Cunha e Silva Filho


                   De repente, não mais que de repente, não é um país isolado que se vê às voltas com a nova gripe popularmente designada de gripe suína e cientificamente rotulada de H1N1. Em quase o mundo todo, onde a influenza se faz presente, modificaram-se os hábitos nos lugares em que surge contra a vontade de todos.
                  Imagine-se que o quadro do espectro alcançado por esse tipo de gripe hoje é muito mais preocupante do que outras endemias ou mesmo pandemias que a humanidade já conheceu. Não que seja tão assustadora quanto o foi a gripe espanhola (1918-1919) ou outros tipos de vírus que, até hoje, surgiram antes do chamado mundo globalizado.
                 A globalização, invadindo todos os setores da civilização técnico-científico-industrial, ampliou, em escala gigantesca, as possibilidades de intenso incremento das migrações entre os povos do mundo inteiro.
                Com isso, cresceu aceleradamente o contato físico entre pessoas de variadas procedências, viabilizado pelo contínuo fluxo dos transportes aéreos que, pela rapidez de seus meios, tornou possível o deslocamento, em horas ou, no máximo, em um ou dois dias, de pessoas, facilitando os contatos entre as nações O que é uma grande conquista tecnológica se torna ao mesmo tempo uma ameaça para a saúde da humanidade.

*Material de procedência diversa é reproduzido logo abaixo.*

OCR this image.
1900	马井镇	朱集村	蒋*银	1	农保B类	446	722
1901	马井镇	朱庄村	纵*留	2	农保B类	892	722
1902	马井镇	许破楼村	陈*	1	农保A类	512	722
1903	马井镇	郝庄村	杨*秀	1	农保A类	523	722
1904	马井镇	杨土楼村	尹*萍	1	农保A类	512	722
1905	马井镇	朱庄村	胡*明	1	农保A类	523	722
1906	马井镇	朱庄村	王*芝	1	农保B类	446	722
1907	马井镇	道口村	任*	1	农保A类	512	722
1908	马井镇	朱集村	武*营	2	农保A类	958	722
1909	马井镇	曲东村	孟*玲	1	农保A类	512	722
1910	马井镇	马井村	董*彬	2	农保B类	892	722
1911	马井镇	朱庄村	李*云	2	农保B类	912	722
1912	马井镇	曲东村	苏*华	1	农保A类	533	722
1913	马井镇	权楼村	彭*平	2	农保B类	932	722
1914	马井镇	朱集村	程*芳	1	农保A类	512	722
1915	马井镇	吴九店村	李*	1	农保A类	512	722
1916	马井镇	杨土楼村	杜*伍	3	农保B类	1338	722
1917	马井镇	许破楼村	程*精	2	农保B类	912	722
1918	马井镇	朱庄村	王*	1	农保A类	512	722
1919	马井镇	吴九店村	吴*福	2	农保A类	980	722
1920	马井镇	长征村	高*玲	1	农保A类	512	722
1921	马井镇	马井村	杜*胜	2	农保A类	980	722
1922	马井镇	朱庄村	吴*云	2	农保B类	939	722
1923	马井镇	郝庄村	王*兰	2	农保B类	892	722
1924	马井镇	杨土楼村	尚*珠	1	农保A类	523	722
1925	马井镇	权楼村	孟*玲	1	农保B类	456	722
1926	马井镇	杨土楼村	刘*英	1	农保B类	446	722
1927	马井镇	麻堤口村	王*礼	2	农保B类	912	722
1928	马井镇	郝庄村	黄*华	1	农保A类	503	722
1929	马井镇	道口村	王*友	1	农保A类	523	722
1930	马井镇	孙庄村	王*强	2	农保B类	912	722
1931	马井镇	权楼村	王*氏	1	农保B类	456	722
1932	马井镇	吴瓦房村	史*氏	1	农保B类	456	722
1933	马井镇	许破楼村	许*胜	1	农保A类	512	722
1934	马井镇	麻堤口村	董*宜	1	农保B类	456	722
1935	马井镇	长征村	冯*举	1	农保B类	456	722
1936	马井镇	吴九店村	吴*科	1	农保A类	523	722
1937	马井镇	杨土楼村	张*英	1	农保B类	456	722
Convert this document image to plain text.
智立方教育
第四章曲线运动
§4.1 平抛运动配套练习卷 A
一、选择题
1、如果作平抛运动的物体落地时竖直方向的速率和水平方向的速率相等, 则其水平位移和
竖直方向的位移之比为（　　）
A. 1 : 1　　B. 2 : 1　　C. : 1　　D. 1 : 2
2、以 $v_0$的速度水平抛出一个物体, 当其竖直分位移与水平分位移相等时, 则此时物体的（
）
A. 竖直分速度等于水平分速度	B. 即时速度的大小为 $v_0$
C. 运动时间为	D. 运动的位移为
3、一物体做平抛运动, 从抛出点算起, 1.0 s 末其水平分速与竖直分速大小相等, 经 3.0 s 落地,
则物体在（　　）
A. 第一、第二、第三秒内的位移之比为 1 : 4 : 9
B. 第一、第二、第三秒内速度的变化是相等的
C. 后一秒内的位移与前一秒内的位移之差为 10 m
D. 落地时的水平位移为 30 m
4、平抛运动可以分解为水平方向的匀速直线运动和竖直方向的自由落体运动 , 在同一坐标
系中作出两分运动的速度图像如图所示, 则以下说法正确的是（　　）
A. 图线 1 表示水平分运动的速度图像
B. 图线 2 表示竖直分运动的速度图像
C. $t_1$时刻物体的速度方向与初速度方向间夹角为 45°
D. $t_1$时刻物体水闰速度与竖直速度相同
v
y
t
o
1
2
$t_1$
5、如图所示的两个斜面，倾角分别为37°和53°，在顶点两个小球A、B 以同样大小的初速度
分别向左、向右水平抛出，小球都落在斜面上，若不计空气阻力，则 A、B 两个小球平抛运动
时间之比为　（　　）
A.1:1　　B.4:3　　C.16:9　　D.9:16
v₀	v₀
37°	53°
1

Quer dizer, ao lado da violência sem precedente, atormentando o sossego dos indivíduos, sobretudo nas grandes capitais, todos nós, diante do surgimento da gripe suína, a esta altura dos acontecimentos, fomos forçados a transformações, segundo salientamos no início deste artigo, de hábitos e costumes, nos ambientes de trabalho, nos lugares que costumamos frequentar, até mesmo nas ruas. Não se pode, porém, negar que essa espécie de praga tem, até agora, ceifado a vida de muita gente globalmente falando.
             As autoridades da área de saúde procuraram, através da mída, fornecer informações sobre como lidar com o vírus da nova gripe, evitar sua contaminação, controlar sua disseminação e ainda tomar precauções a fim de não causar pânico na população..
Negócios, turismo, imigração, êxodo de contingentes de indivíduos acossados por pressões de guerra ou rebeliões, alterações geopolíticas, em razão de mudanças de sistemas de governo, vieram substancialmente agravar as possibilidades de que a gripe suína se alastrasse entre povos.
.           Só sei que a eclosão do vírus tem gerado situações que beiram por vezes uma tragicomédia.As pessoas, em todos os níveis sociais, passam a ter comportamento imprevisível, a ponto de, por exemplo, escorraçar alguém que, suspeito de estar contaminado com a gripe suína, embarcou num avião prestes a decolar. O infeliz é obrigado a deixar a aeronave sob pena de ser até agredido por passageiros. Esse é só um exemplo entre tantos que podem ocorrer entre pessoas em diferentes espaços onde haja   grande  aglomeração . Basta que alguém espirre, tussa ou escarre para que o caos se instale.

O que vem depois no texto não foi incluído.